As Odom paced the sidelines in the first half, Bears junior Sean Lampley - on his way to a first-half 16-point, seven-rebound performance - ran by Wake Forest's bench seemingly taunting the players residing on the pine.

"You can't guard me," said Odom, repeating the words of Lampley.

No Sean, they couldn't. But they sure could guard just about everyone else.

In the final game of the season for the Bears, a game which would have garnered them a return trip to the NIT final four had they came away victorious, Cal reverted to its infant stage - one seemingly stamped, sealed and all but copyrighted by the Bears this season.

The dish-and-wish.

Lob the ball to Lampley in the post or at the top of the key. Then stand and pray as the forward valiantly tries to create some offense while being double and triple-teamed.

The formula, heavily reliant on the mobility of other players to cut to the basket or move around the perimeter for success, worked like a charm during the Bears' season-opening Top of the World Classic in Fairbanks, Alaska last November.

Cal point guard Shantay Legans directed a smooth offensive attack, dishing out seven assists and helping himself to 13 points against Texas Christian.

Two nights later, Lampley had a 26-point, 12-rebound performance, and Joe Shipp a superb 14-point, nine-rebound supporting effort against Houston.

And Nick Vander Laan had the best game of his season the next day, notching 23 points and seven rebounds against NCAA Tournament-bound Oklahoma.

I saw the Bears then, and it was beautiful. The ball moved almost flawlessly from Legans to Lampley and back out to perimeter players that moved just as fluidly without the ball.
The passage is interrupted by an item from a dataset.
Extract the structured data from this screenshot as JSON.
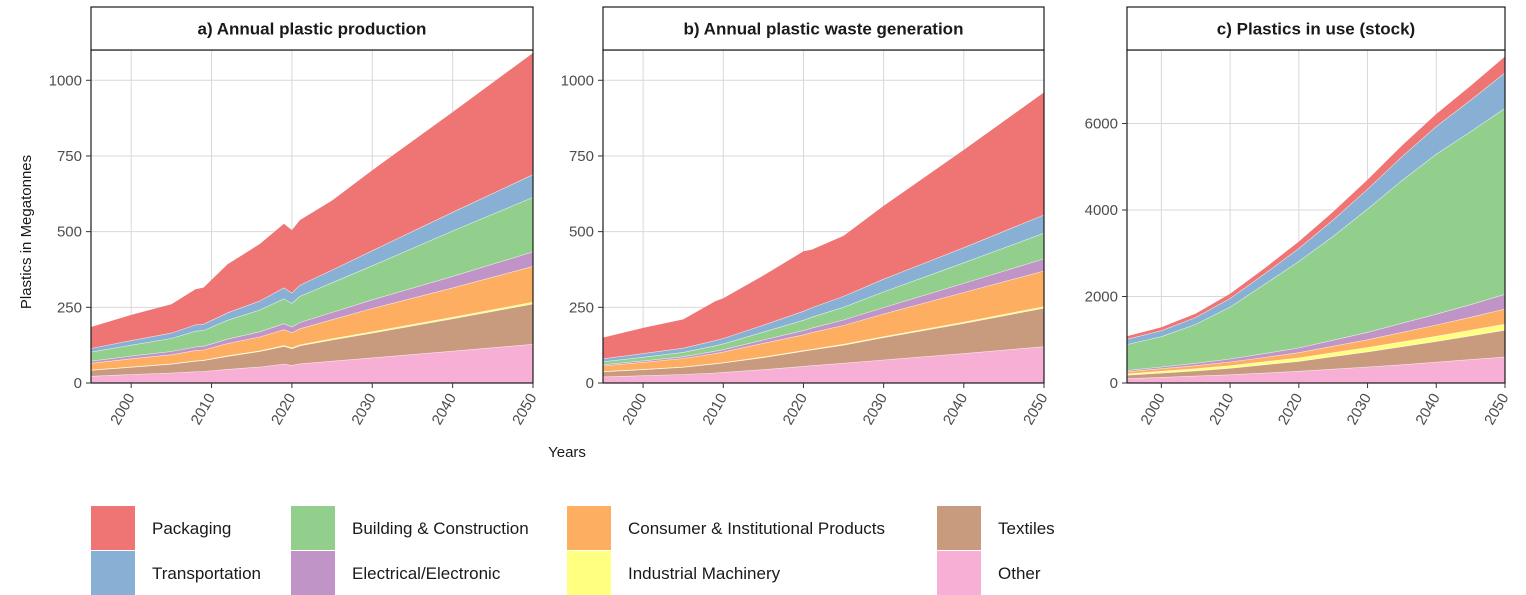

But I was also there in North Carolina to see an outmatched Bears squad get overpowered by the Demon Deacons.

And it wasn't pretty.

The nonconference, identity-seeking, ball-moving Bears that had compiled a 9-3 record to start the year were long gone.

And in its place stood a squad whose identity was never in doubt.
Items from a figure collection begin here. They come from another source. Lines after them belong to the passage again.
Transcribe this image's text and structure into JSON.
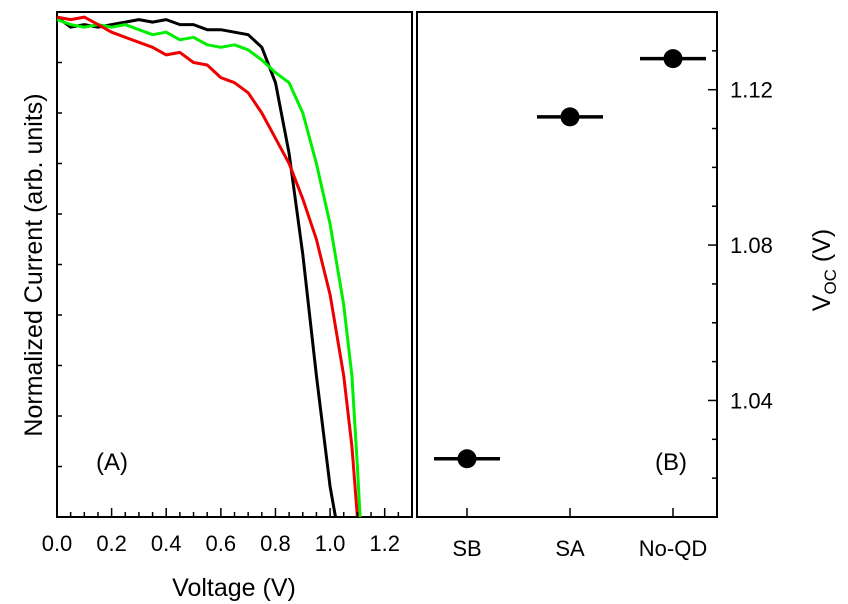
{
  "chart_data": [
    {
      "panel": "(A)",
      "type": "line",
      "xlabel": "Voltage (V)",
      "ylabel": "Normalized Current (arb. units)",
      "xlim": [
        0.0,
        1.3
      ],
      "ylim": [
        0.0,
        1.0
      ],
      "xticks": [
        "0.0",
        "0.2",
        "0.4",
        "0.6",
        "0.8",
        "1.0",
        "1.2"
      ],
      "yticks": [],
      "grid": false,
      "series": [
        {
          "color": "#000000",
          "x": [
            0.0,
            0.05,
            0.1,
            0.15,
            0.2,
            0.25,
            0.3,
            0.35,
            0.4,
            0.45,
            0.5,
            0.55,
            0.6,
            0.65,
            0.7,
            0.75,
            0.8,
            0.85,
            0.9,
            0.95,
            1.0,
            1.02
          ],
          "y": [
            0.99,
            0.97,
            0.975,
            0.97,
            0.975,
            0.98,
            0.985,
            0.98,
            0.985,
            0.975,
            0.975,
            0.965,
            0.965,
            0.96,
            0.955,
            0.93,
            0.86,
            0.72,
            0.52,
            0.28,
            0.06,
            0.0
          ]
        },
        {
          "color": "#00ee00",
          "x": [
            0.0,
            0.05,
            0.1,
            0.15,
            0.2,
            0.25,
            0.3,
            0.35,
            0.4,
            0.45,
            0.5,
            0.55,
            0.6,
            0.65,
            0.7,
            0.75,
            0.8,
            0.85,
            0.9,
            0.95,
            1.0,
            1.05,
            1.08,
            1.1,
            1.11
          ],
          "y": [
            0.985,
            0.975,
            0.97,
            0.975,
            0.97,
            0.975,
            0.965,
            0.955,
            0.96,
            0.945,
            0.95,
            0.935,
            0.93,
            0.935,
            0.925,
            0.905,
            0.88,
            0.86,
            0.8,
            0.7,
            0.58,
            0.42,
            0.28,
            0.1,
            0.0
          ]
        },
        {
          "color": "#ee0000",
          "x": [
            0.0,
            0.05,
            0.1,
            0.15,
            0.2,
            0.25,
            0.3,
            0.35,
            0.4,
            0.45,
            0.5,
            0.55,
            0.6,
            0.65,
            0.7,
            0.75,
            0.8,
            0.85,
            0.9,
            0.95,
            1.0,
            1.05,
            1.08,
            1.1
          ],
          "y": [
            0.99,
            0.985,
            0.99,
            0.975,
            0.96,
            0.95,
            0.94,
            0.93,
            0.915,
            0.92,
            0.9,
            0.895,
            0.87,
            0.86,
            0.84,
            0.8,
            0.75,
            0.7,
            0.63,
            0.55,
            0.44,
            0.28,
            0.14,
            0.0
          ]
        }
      ]
    },
    {
      "panel": "(B)",
      "type": "scatter",
      "categories": [
        "SB",
        "SA",
        "No-QD"
      ],
      "ylabel": "V",
      "ylabel_sub": "OC",
      "ylabel_unit": " (V)",
      "ylim": [
        1.01,
        1.14
      ],
      "yticks": [
        "1.04",
        "1.08",
        "1.12"
      ],
      "grid": false,
      "values": [
        1.025,
        1.113,
        1.128
      ]
    }
  ]
}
Mirror, mirror on the wall, who's the fairest of them all?

Sean Lampley, of course, after 33 games and countless practices, no matter which angle or degree you rotated the Bears.

Lampley has single-handedly defined the Bears this season, but probably not in the way Cal coach Ben Braun imagined at the beginning of the season.
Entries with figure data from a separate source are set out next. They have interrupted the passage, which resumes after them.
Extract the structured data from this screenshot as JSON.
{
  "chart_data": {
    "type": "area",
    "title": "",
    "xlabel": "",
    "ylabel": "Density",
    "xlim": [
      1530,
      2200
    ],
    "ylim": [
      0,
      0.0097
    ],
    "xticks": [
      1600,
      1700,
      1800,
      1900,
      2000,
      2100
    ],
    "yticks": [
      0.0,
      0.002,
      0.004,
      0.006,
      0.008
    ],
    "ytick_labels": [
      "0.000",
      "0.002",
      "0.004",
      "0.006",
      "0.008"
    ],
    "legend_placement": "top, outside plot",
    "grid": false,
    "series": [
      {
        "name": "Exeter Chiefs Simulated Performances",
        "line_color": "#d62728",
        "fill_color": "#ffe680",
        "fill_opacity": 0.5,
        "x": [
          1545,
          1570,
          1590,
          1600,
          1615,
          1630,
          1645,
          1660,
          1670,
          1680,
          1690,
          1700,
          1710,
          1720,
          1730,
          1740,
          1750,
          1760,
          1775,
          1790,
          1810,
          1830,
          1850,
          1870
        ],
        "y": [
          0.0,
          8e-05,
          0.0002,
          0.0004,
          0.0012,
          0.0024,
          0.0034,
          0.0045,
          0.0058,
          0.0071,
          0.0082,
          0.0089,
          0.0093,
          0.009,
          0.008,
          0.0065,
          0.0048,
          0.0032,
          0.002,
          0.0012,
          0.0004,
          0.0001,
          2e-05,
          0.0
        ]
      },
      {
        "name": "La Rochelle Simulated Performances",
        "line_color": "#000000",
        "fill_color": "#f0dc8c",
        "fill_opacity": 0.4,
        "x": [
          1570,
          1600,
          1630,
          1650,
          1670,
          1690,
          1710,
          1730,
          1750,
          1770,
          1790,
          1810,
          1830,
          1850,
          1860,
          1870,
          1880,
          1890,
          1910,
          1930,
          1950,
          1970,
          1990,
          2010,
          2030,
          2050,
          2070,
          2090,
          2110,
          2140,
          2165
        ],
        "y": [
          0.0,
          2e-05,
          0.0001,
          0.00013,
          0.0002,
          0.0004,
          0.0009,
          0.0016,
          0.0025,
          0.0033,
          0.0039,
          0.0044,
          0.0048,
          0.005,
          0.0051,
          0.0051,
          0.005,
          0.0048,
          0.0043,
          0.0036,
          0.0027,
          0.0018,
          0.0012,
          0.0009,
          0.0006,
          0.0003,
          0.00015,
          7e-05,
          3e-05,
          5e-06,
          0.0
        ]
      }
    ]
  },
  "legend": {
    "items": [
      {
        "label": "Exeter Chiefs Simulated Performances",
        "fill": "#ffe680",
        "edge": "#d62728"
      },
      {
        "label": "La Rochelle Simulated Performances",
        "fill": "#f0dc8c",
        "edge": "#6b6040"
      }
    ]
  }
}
As the Pac-10 season progressed, the more Braun asked of Lampley, the more Lampley delivered, and the more the team seemed to be lost.

"A lot of times when we go to him, we tend to stand around, and that makes us easy to guard," sophomore wing Ryan Forehan-Kelly admitted after the loss to Wake Forest. "That movement is something we've been working on all year long."

Of the 13 times Lampley led the Bears in scoring during the regular season, Cal recorded eight losses. And in the three NIT games the Bears played in, they were led by Lampley each time. It was only a matter of time before the Bears were dealt a loss.

"When you get a player that feels (like Sean did), you get the feeling that he was going to beat us, not Cal," Odom said. "We thought we had his mind at that point."

His mind maybe. But not his heart. That he gave every ounce of to the Bears, and in the cruelest irony, that's probably the reason why Cal couldn't prevail this season.

For now, the dish-and-wish prevails at Haas Pavilion. But after a full offseason of training and weight-lifting and the addition of a few capable power forwards to take the rebounding and scoring load of Lampley, maybe, just maybe, the dish-and-wish can become the dish-and-swish.